Let’s tie everything together with a practical example. Imagine you’re building a robotic gripper using a micro servo (say, a Tower Pro MG90S) to pick up objects.

• No load: The servo closes the gripper in 0.12 seconds. Current draw: 80 mA.
• Picking up a light object (10g): The servo closes slightly slower (0.15 seconds). Current: 150 mA. The load is small, so torque demand is low.
• Picking up a heavy object (50g): The servo struggles. It takes 0.4 seconds to close fully. Current spikes to 500 mA during the final closing motion. The servo feels warm after several cycles.
• Attempting a 100g object: The servo cannot fully close the gripper. It stalls at about 80% of the full travel. Current holds at 700 mA. The servo becomes hot within 10 seconds. If held in this state, the servo will be damaged.

In this case, the MG90S (with a stall torque around 2.2 kg·cm) is being asked to lift a load that creates a torque demand near its stall limit. The speed penalty is severe, and the thermal risk is high.

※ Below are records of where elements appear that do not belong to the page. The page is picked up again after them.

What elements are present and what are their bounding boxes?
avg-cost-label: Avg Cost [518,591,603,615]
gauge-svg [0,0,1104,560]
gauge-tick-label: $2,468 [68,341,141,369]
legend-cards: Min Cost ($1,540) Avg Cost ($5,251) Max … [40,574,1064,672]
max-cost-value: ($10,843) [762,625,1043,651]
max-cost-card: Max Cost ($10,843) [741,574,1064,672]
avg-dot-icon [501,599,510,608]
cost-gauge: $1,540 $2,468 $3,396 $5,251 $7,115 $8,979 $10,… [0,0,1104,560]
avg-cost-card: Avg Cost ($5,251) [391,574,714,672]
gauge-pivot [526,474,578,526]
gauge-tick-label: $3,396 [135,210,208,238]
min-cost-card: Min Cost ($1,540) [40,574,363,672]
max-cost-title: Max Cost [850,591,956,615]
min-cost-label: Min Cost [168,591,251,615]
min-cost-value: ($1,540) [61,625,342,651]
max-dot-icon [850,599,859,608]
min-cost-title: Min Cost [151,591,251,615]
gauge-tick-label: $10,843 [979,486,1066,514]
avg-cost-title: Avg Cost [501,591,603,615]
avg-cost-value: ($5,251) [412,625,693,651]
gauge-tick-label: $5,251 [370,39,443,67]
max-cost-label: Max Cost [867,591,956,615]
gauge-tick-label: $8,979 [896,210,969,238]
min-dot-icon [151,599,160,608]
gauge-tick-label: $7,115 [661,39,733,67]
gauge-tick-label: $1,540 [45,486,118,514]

The solution? Either: - Use a larger servo (e.g., MG996R with 10 kg·cm stall torque) - Reduce the gripper arm length to lower the torque demand - Add a mechanical advantage (e.g., a linkage) to reduce the load on the servo

The Bottom Line on Load, Torque, and Speed

The relationship between load, torque, and speed in a micro servo motor is not a design limitation—it’s a physical reality that you can work with or fight against. The key takeaways for anyone working with micro servos:

1. Torque and speed are inversely coupled—you cannot maximize both simultaneously
2. Load determines the operating point on the motor’s torque-speed curve
3. Current draw is your best real-time indicator of how heavily loaded a servo is
4. Heat is the primary failure mode from sustained heavy loads—always derate for continuous operation
5. The gearbox is both a blessing and a curse—it multiplies torque but adds friction, backlash, and thermal resistance

When you select a micro servo for a project, don’t just look at the stall torque spec. Consider the continuous torque you’ll need, the speed requirements, the duty cycle, and the thermal environment. A servo that works perfectly in a lab at room temperature with a light load might fail catastrophically in a field robot under a hot sun with a heavy payload.

Understanding how load affects torque and speed isn’t about memorizing formulas—it’s about respecting the limits of these tiny mechanical marvels and designing systems that work within them. When you do, micro servos will reward you with precise, reliable, and repeatable motion that belies their small size.